Willem van Heemstra for The Software's Journey

Posted on Mar 25

Air Traffic Control Scaleway Ep.8

#scaleway #cloud #kubernetes #kapsule

Fleet Command: Kubernetes Kapsule and Kosmos on Scaleway

“A single Thunderbird can handle a single mission. But when the emergency spans continents — when you need assets in Paris, Amsterdam, Warsaw, and a node halfway between — you do not send one vehicle. You coordinate the fleet. That is what fleet command is for.”
— Jeff Tracy, Thunderbird Island Operations Centre

Welcome back to the Scaleway Air Traffic Control Centre.

Every episode so far has dealt with individual resources: one Instance, one database, one set of containers, one private network. In this final hands-on episode, we step back and manage the orchestration layer — Kubernetes — the system that turns a collection of individual machines into a coordinated fleet that can deploy, scale, and self-heal applications automatically.

Scaleway offers two managed Kubernetes products. Kapsule is a fully managed single-cloud cluster: Scaleway manages the control plane, the worker nodes, and the networking.
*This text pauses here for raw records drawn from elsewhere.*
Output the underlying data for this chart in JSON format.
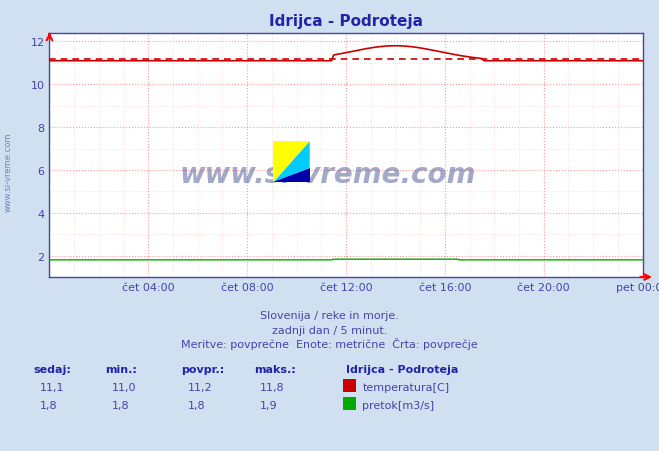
{
  "title": "Idrijca - Podroteja",
  "bg_color": "#d0e0f0",
  "plot_bg_color": "#ffffff",
  "grid_color_major": "#ff9999",
  "grid_color_minor": "#ffcccc",
  "xlabel_color": "#4444aa",
  "title_color": "#2222aa",
  "xtick_labels": [
    "čet 04:00",
    "čet 08:00",
    "čet 12:00",
    "čet 16:00",
    "čet 20:00",
    "pet 00:00"
  ],
  "xtick_positions": [
    4,
    8,
    12,
    16,
    20,
    24
  ],
  "ylim": [
    1.0,
    12.4
  ],
  "xlim": [
    0,
    24
  ],
  "yticks": [
    2,
    4,
    6,
    8,
    10,
    12
  ],
  "temp_avg": 11.2,
  "temp_min": 11.0,
  "temp_max": 11.8,
  "temp_current": 11.1,
  "pretok_avg": 1.8,
  "pretok_min": 1.8,
  "pretok_max": 1.9,
  "pretok_current": 1.8,
  "subtitle1": "Slovenija / reke in morje.",
  "subtitle2": "zadnji dan / 5 minut.",
  "subtitle3": "Meritve: povprečne  Enote: metrične  Črta: povprečje",
  "legend_title": "Idrijca - Podroteja",
  "legend_temp": "temperatura[C]",
  "legend_pretok": "pretok[m3/s]",
  "watermark": "www.si-vreme.com",
  "temp_color": "#cc0000",
  "pretok_color": "#00aa00",
  "avg_line_color": "#cc0000",
  "sidebar_color": "#6688bb"
}
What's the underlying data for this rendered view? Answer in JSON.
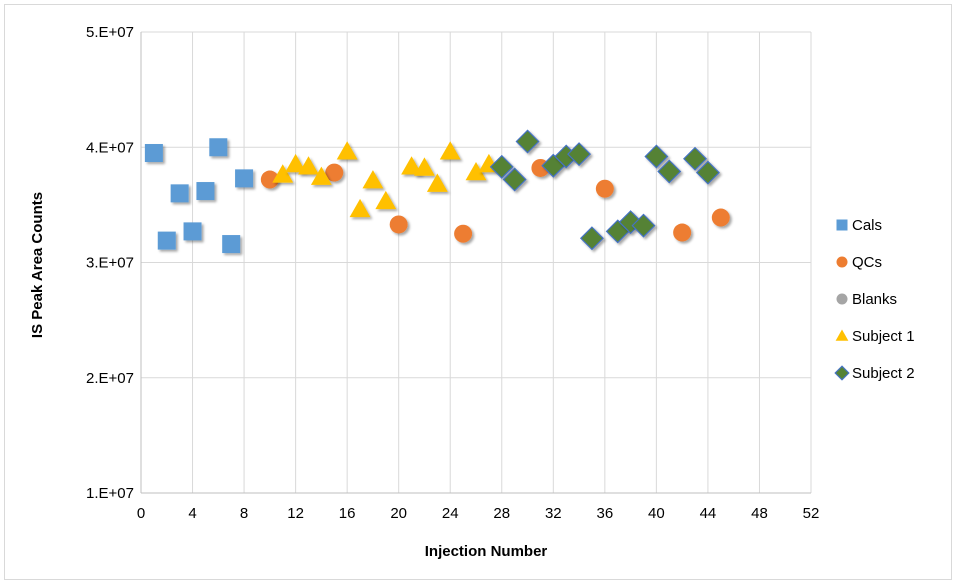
{
  "chart_data": {
    "type": "scatter",
    "title": "",
    "xlabel": "Injection Number",
    "ylabel": "IS Peak Area Counts",
    "xlim": [
      0,
      52
    ],
    "ylim": [
      10000000,
      50000000
    ],
    "xticks": [
      0,
      4,
      8,
      12,
      16,
      20,
      24,
      28,
      32,
      36,
      40,
      44,
      48,
      52
    ],
    "xtick_labels": [
      "0",
      "4",
      "8",
      "12",
      "16",
      "20",
      "24",
      "28",
      "32",
      "36",
      "40",
      "44",
      "48",
      "52"
    ],
    "yticks": [
      10000000,
      20000000,
      30000000,
      40000000,
      50000000
    ],
    "ytick_labels": [
      "1.E+07",
      "2.E+07",
      "3.E+07",
      "4.E+07",
      "5.E+07"
    ],
    "grid": true,
    "legend_position": "right",
    "series": [
      {
        "name": "Cals",
        "marker": "square",
        "color": "#5b9bd5",
        "points": [
          [
            1,
            39500000
          ],
          [
            2,
            31900000
          ],
          [
            3,
            36000000
          ],
          [
            4,
            32700000
          ],
          [
            5,
            36200000
          ],
          [
            6,
            40000000
          ],
          [
            7,
            31600000
          ],
          [
            8,
            37300000
          ]
        ]
      },
      {
        "name": "QCs",
        "marker": "circle",
        "color": "#ed7d31",
        "points": [
          [
            10,
            37200000
          ],
          [
            15,
            37800000
          ],
          [
            20,
            33300000
          ],
          [
            25,
            32500000
          ],
          [
            31,
            38200000
          ],
          [
            36,
            36400000
          ],
          [
            42,
            32600000
          ],
          [
            45,
            33900000
          ]
        ]
      },
      {
        "name": "Blanks",
        "marker": "circle",
        "color": "#a5a5a5",
        "points": []
      },
      {
        "name": "Subject 1",
        "marker": "triangle",
        "color": "#ffc000",
        "points": [
          [
            11,
            37600000
          ],
          [
            12,
            38500000
          ],
          [
            13,
            38300000
          ],
          [
            14,
            37400000
          ],
          [
            16,
            39600000
          ],
          [
            17,
            34600000
          ],
          [
            18,
            37100000
          ],
          [
            19,
            35300000
          ],
          [
            21,
            38300000
          ],
          [
            22,
            38200000
          ],
          [
            23,
            36800000
          ],
          [
            24,
            39600000
          ],
          [
            26,
            37800000
          ],
          [
            27,
            38500000
          ]
        ]
      },
      {
        "name": "Subject 2",
        "marker": "diamond",
        "color": "#548235",
        "stroke": "#4472c4",
        "points": [
          [
            28,
            38300000
          ],
          [
            29,
            37200000
          ],
          [
            30,
            40500000
          ],
          [
            32,
            38400000
          ],
          [
            33,
            39200000
          ],
          [
            34,
            39400000
          ],
          [
            35,
            32100000
          ],
          [
            37,
            32700000
          ],
          [
            38,
            33500000
          ],
          [
            39,
            33200000
          ],
          [
            40,
            39200000
          ],
          [
            41,
            37900000
          ],
          [
            43,
            39000000
          ],
          [
            44,
            37800000
          ]
        ]
      }
    ]
  }
}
Kosmos is a multi-cloud cluster: the control plane is managed by Scaleway, but worker nodes can live anywhere — across multiple Scaleway Availability Zones, other cloud providers, or on-premises infrastructure.

In this episode, we deploy both.

🎯 Mission Parameters

In this hands-on episode, you will learn how to:

Part 1 — Kapsule:

Create a Kubernetes Kapsule cluster with autoscaling
View node status via kubectl
Install Traefik as an ingress controller via Easy Deploy
Register the Load Balancer IP in a DNS record
Create an encrypted storage class
Deploy WordPress using the encrypted storage class and Traefik ingress
Reboot a node and observe pod recovery
Delete the cluster and all associated resources

Part 2 — Kosmos:

Configure an IAM policy granting a Kosmos application the right to register external nodes
Create a Kubernetes Kosmos cluster via the Scaleway CLI
Add Scaleway pools and nodes spread across four Availability Zones
Add a multi-cloud pool and attach an external Instance as a node
Deploy an application with 6 replicas across the full fleet
Apply topology spread constraints for uniform zone distribution
Delete all resources

Pre-Launch Checklist

✅ You have a Scaleway account and can access the Organisation you own
✅ You have configured an SSH key for the default project
✅ You have configured an API key for yourself (from Episode 1)
✅ You have kubectl, kubectx, and kubens installed on your machine
✅ You have cloned the scw-certifications repository — the 08_kubernetes/assets/ folder contains the manifests for this episode
✅ The trainer has provided you with a domain and DNS zone (required for the Traefik and WordPress DNS steps)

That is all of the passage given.